Specifically, a “typical” day for you as a writer (if there is one) would be pretty cool. What I am interested in personally though is how you go about writing your stories. Are you outline-heavy at the beginning? How often do you edit yourself as you are writing? (not necessarily grammar and sentence structure…but instead plot and character development, scene transitions, etc.)
My typical day starts at 6:30 with a bowl of cereal. I check my email and read any new Amazon reviews. I peek at Goodreads to see if anything there requires my attention. By the time I’m done with my cereal, I’m ready to start writing.
My manscripts stay open all the time, and I never turn my Macbook Air off until it seizes and I have to do a hard-reset. Swiping three fingers over to the left brings up one of my works. I currently have four that I’m working on.
I try to end each writing session in the middle of a piece of dialog or during some bit of action. It makes picking up the next day far easier. Stopping at the conclusion of a chapter is poison. Never check your email or do anything at the end of a chapter. It’s like parking a rig on an upslope. In fact, writing a manuscript is easier if you pretend you have no reverse gear at all. It makes you seriously consider where you leave the thing. Always keep a quick and easy escape for when you buckle back in.
I aim for 2,000 words a day when I’m writing. While revising, I don’t keep count. I need far less self-motivation when revising. I can do it all day. I start with a general idea of my story and characters (daydreamed and memorized). Then I’ll make a list of scenes, which become my chapters. I type these out and arrange them, and then I start at the beginning and just write as loosely as I can.
I very rarely revise while I write. I only do this when I feel stuck or bored with the story. I’ll go back and read/revise from the beginning to “get back into the book again.” This often comforts me by seeing that some part of the work is decent, and I up my game moving forward. I stagger back and forth like this sometimes when I get near the end of a work. Satisfying conclusions are always the hardest for me (this might be true for most writers. I suspect it is).
If you’re like me, ideas for stories almost pop out of nowhere… That isn’t the problem… the problem I have is the confidence to go on with that idea. Second guessing and self-doubt plague me during the whole process. Do you have the same type of issues? And if so, what helps you to push on?

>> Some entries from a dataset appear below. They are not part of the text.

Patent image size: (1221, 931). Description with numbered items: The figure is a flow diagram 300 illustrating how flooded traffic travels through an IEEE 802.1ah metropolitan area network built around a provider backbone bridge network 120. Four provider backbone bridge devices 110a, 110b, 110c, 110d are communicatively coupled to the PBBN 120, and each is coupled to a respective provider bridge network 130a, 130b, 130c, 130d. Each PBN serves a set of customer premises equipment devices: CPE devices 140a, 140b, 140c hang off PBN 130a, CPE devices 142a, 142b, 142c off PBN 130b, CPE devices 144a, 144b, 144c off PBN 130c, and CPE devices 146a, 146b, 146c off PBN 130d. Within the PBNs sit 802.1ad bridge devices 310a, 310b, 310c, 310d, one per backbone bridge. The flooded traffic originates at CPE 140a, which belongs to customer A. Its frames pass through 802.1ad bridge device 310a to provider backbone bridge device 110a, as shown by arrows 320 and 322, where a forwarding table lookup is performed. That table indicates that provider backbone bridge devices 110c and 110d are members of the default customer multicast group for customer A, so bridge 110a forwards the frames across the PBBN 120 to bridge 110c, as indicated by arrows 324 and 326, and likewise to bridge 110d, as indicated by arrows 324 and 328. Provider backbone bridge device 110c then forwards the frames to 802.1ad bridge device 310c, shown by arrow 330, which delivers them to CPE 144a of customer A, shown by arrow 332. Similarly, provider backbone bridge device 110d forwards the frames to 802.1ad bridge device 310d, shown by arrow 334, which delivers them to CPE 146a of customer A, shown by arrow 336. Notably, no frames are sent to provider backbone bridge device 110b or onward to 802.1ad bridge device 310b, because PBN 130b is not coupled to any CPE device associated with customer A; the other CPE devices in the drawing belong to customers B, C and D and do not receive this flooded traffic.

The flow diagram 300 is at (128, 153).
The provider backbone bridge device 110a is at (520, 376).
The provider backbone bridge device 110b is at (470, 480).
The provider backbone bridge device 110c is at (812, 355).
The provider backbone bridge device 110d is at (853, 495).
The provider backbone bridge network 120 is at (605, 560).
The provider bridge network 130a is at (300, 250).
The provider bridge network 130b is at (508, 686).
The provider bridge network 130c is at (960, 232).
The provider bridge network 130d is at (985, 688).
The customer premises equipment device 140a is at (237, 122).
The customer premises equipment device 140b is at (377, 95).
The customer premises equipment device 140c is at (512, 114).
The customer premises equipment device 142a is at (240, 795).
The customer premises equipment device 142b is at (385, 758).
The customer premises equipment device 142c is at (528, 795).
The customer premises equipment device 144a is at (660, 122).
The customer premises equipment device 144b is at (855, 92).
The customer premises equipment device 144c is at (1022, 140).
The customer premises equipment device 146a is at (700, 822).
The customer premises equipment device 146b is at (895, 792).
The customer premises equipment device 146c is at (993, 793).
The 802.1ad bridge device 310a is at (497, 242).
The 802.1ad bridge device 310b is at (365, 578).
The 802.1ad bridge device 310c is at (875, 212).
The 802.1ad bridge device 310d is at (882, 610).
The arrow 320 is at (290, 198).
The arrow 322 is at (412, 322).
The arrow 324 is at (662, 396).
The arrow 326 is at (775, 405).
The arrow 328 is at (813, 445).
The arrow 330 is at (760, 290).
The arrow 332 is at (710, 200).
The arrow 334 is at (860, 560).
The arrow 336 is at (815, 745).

Self-doubt drips from my every pore. It’s gotten worse as I’ve gained readership. I’m convinced that there’s a billion better reads out there and so why are people wasting time with my drivel? And yeah, the ideas are numerous; the time is short. Picking one story and sticking with it is difficult, especially since the act of creation is more exciting than the slog of hammering out the details.
The good part of this is that you’ll only write the “stickiest” of stories, the ones that you can’t shake loose. And these are the ones the readers are dying for.
I read your Reddit posts. They’re really really interesting and informative. I figured though that the subject matter was more about self-publishing as an author instead of just you as an author… That’s one reason why I didn’t ask you this stuff there.
Thanks for slogging through those posts! I had a great time participating in the AMA. Glad someone suggested it.
So think about it. I’m excited to hear about how you do your thing… I think others would enjoy it as well. I know I’ve told you this before, but you are the one who inspired me to really get serious about my writing… I’ve spent 20 years just piddling around with it. I should have started sooner.
That’s an incredibly humbling compliment. And I share your pain. I wish I’d begun writing sooner. Not that I think I could have created stories with as much depth at a younger age, but I would have a lot more practice and source material to build upon. Alas, I comfort myself by taking pride in having taken this craft seriously at all. I could have looked back in another twenty years wondering why I squandered that time and didn’t write more.
Sent from my iPad
Seriously. Send that thing to me for a few months. I want to do some troubleshooting with it.